Autrement dit, ce projet de loi fournira inévitablement aux gouvernements provinciaux soucieux de la fiscalité la justification de se servir dans les régimes de pensions de leurs employés.
Troisièmement, le projet de loi permet au gouvernement d'inclure l'excédent du nouveau régime dans ses recettes générales. Du point de vue des responsabilités et des contrôles sur le plan fiscal, nous croyons qu'il n'est ni souhaitable ni prudent de dépenser ailleurs les sommes prélevées auprès des employés à des fins précises.
Puisque le gouvernement, par le biais des ministres du Conseil du Trésor, aura le pouvoir de déterminer les cotisations et les prestations et par le fait même de contrôler l'importance de l'excédent, la loi pourrait en effet imposer une taxe sur l'emploi aux fonctionnaires, aux agents de la GRC et aux membres des Forces armées canadiennes.
Aussi, les nouveaux pouvoirs accordés aux ministres du Conseil du Trésor remplaceraient l'examen par le Parlement. Actuellement, le Parlement doit être consulté pour toute modification aux cotisations et aux prestations. Par conséquent, avec le projet de loi C-78, le rôle du gouvernement à titre de percepteur des impôts pourrait entrer en conflit avec ses responsabilités fiduciaires à titre d'administrateur du régime de pensions.

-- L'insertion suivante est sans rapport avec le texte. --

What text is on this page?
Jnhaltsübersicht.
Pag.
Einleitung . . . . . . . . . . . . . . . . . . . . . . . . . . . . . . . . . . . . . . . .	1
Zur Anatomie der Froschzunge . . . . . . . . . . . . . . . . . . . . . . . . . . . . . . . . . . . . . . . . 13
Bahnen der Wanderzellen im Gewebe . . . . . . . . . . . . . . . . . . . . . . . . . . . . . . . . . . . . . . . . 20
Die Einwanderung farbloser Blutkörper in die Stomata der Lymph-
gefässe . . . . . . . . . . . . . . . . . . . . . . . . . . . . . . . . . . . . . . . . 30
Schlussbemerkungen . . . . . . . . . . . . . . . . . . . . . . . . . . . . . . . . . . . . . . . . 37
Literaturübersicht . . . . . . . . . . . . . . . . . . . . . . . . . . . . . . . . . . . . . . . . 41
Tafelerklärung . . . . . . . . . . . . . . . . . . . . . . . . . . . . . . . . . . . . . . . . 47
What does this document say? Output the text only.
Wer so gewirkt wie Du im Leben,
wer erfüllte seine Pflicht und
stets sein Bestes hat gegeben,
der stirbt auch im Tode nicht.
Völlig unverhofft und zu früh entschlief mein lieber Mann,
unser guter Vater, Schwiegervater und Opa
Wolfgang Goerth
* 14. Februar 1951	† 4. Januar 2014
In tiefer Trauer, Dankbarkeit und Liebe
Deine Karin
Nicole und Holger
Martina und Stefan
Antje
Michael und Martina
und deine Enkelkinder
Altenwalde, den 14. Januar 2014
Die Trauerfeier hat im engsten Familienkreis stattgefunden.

Quatrièmement, en principe tout excédent de régime de pensions a une importance des plus significatives puisque cet excédent sert de coussin pour protéger contre le sous-financement, les corrections de trajectoire de marché, les changements imprévus de la composition démographique et les erreurs de stratégie d'investissement. La confiscation par le gouvernement de l'excédent actuel de 30 milliards de dollars, ainsi que l'autorité que lui prévoient les modalités du nouveau plan de pension pour continuer de prendre possession des excédents manquent de sagesse et risquent de causer du tort aux régimes de pensions. Ce droit d'appropriation que veut se donner le gouvernement compromet la viabilité à long terme de ces régimes en échange des objectifs fiscaux à court terme du gouvernement de l'heure.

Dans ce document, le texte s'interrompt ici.